Albada 309



VER LAS ESTRELLAS

(16 de septiembre de 2012)

Les aseguro que las vi, claro que aquella noche las vi, no una ni veinte, creo que fueron todas.

Aunque no podía meter en el cuerpo ni un gramo más de alcohol, ni tan siquiera un centímetro cúbico más de humo, acabé de un trago el whisky con el último cubito bailando hecho un esqueleto (el cubito, se entiende, no yo) y apuré en dos largas caladas el sospechoso cigarrillo compartido. Todo por no saber decir “no” a aquella desconocida rubita que no paraba de reírse y tirarme de la manga diciéndome de seguido: venventontoven. Y así de imbécil debí de ser, que sin pestañear la seguícomounidiotalaseguí. La seguí a ella y también a sus modernísimos amigos; tan interesantes, tan originales ellos empeñados en terminar la noche viendo las estrellas en la parte alta del pueblo. Y mientras ellos y ella seguían con su jijí-jajá, comencé a pensar, sin dejar de ir detrás de ellos tropezando por las empinadas cuestas, que menudo plan, como si nosotros, los del pueblo, no hubiéramos pasado más de una y diez noches al raso espiando los brillantes cuerpos celestes y también, todo hay que decirlo, a otros cuerpos mucho más terrenales pero no menos brillantes retozando a nuestro lado. ¡Para eso tanta modernidad y tanta risa!

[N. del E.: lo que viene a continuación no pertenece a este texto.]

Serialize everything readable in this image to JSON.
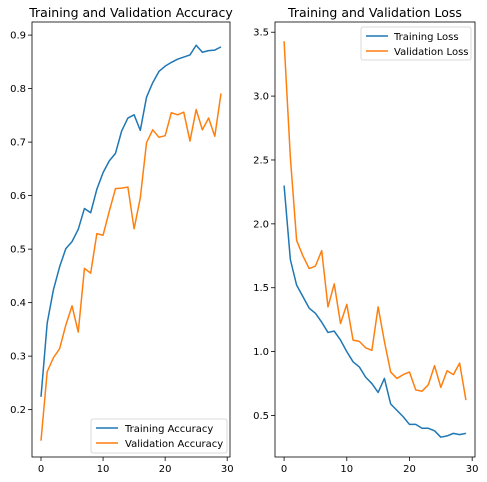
{
  "chart_data": [
    {
      "type": "line",
      "title": "Training and Validation Accuracy",
      "xlabel": "",
      "ylabel": "",
      "xlim": [
        -1.45,
        30.45
      ],
      "ylim": [
        0.1115,
        0.9245
      ],
      "xticks": [
        0,
        10,
        20,
        30
      ],
      "yticks": [
        0.2,
        0.3,
        0.4,
        0.5,
        0.6,
        0.7,
        0.8,
        0.9
      ],
      "grid": false,
      "legend_position": "lower right",
      "x": [
        0,
        1,
        2,
        3,
        4,
        5,
        6,
        7,
        8,
        9,
        10,
        11,
        12,
        13,
        14,
        15,
        16,
        17,
        18,
        19,
        20,
        21,
        22,
        23,
        24,
        25,
        26,
        27,
        28,
        29
      ],
      "series": [
        {
          "name": "Training Accuracy",
          "color": "#1f77b4",
          "values": [
            0.224,
            0.362,
            0.424,
            0.467,
            0.501,
            0.514,
            0.537,
            0.576,
            0.568,
            0.612,
            0.643,
            0.665,
            0.679,
            0.721,
            0.745,
            0.751,
            0.722,
            0.784,
            0.811,
            0.832,
            0.842,
            0.849,
            0.855,
            0.859,
            0.863,
            0.881,
            0.868,
            0.871,
            0.872,
            0.878
          ]
        },
        {
          "name": "Validation Accuracy",
          "color": "#ff7f0e",
          "values": [
            0.142,
            0.271,
            0.297,
            0.314,
            0.358,
            0.394,
            0.345,
            0.464,
            0.455,
            0.529,
            0.526,
            0.571,
            0.613,
            0.614,
            0.616,
            0.538,
            0.596,
            0.699,
            0.723,
            0.709,
            0.712,
            0.755,
            0.751,
            0.756,
            0.702,
            0.761,
            0.723,
            0.745,
            0.711,
            0.791
          ]
        }
      ]
    },
    {
      "type": "line",
      "title": "Training and Validation Loss",
      "xlabel": "",
      "ylabel": "",
      "xlim": [
        -1.45,
        30.45
      ],
      "ylim": [
        0.175,
        3.58
      ],
      "xticks": [
        0,
        10,
        20,
        30
      ],
      "yticks": [
        0.5,
        1.0,
        1.5,
        2.0,
        2.5,
        3.0,
        3.5
      ],
      "ytick_labels": [
        "0.5",
        "1.0",
        "1.5",
        "2.0",
        "2.5",
        "3.0",
        "3.5"
      ],
      "grid": false,
      "legend_position": "upper right",
      "x": [
        0,
        1,
        2,
        3,
        4,
        5,
        6,
        7,
        8,
        9,
        10,
        11,
        12,
        13,
        14,
        15,
        16,
        17,
        18,
        19,
        20,
        21,
        22,
        23,
        24,
        25,
        26,
        27,
        28,
        29
      ],
      "series": [
        {
          "name": "Training Loss",
          "color": "#1f77b4",
          "values": [
            2.3,
            1.72,
            1.52,
            1.43,
            1.34,
            1.3,
            1.23,
            1.15,
            1.16,
            1.09,
            1.0,
            0.92,
            0.88,
            0.8,
            0.75,
            0.68,
            0.79,
            0.59,
            0.54,
            0.49,
            0.43,
            0.43,
            0.4,
            0.4,
            0.38,
            0.33,
            0.34,
            0.36,
            0.35,
            0.36
          ]
        },
        {
          "name": "Validation Loss",
          "color": "#ff7f0e",
          "values": [
            3.43,
            2.52,
            1.87,
            1.75,
            1.65,
            1.67,
            1.79,
            1.35,
            1.53,
            1.22,
            1.37,
            1.09,
            1.08,
            1.03,
            1.01,
            1.35,
            1.08,
            0.84,
            0.79,
            0.82,
            0.84,
            0.7,
            0.69,
            0.74,
            0.89,
            0.72,
            0.85,
            0.82,
            0.91,
            0.62
          ]
        }
      ]
    }
  ]
}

Ya casi llegando al mirador, el aire de septiembre, frío y húmedo, hizo que la dueña de aquella dorada cabellera se apretara un poco más contra mí y empezara yo a ver aquel “plan” con mejores perspectivas, digamos que “como más claro” y eso que el cielo estaba bien oscuro. Tan oscuro era, tan sin luna, que ésta apenas se dibujaba como un jirón a la derecha.

“¡Oh, qué cielo más ideal para ver las estrellas!”, gritó uno de aquellos zangoretinos mientras yo abrazaba a mi rubia más fuerte.

No sé por qué, ni tampoco cómo pasó. Quizás es que cuando el deseo parece tan simple y tan sencillo, tan fácil que ya lo sientes en la punta de los dedos, la mente baja la guardia y se despista la atención; o quizás fuera simplemente que me las prometía tan felices, sentándome junto a la chica con ademán de cazador, que no reparé en la proximidad del barranco.

Mientras rodaba por la ladera (cuatro costillas rotas y fractura de cadera) apenas me dio tiempo de cerrar los ojos para ver toda la bóveda celeste entre la imagen fugaz de una cabellera rubia. Estrellas dentro de mi cabeza, miles de ellas vi, se lo aseguro.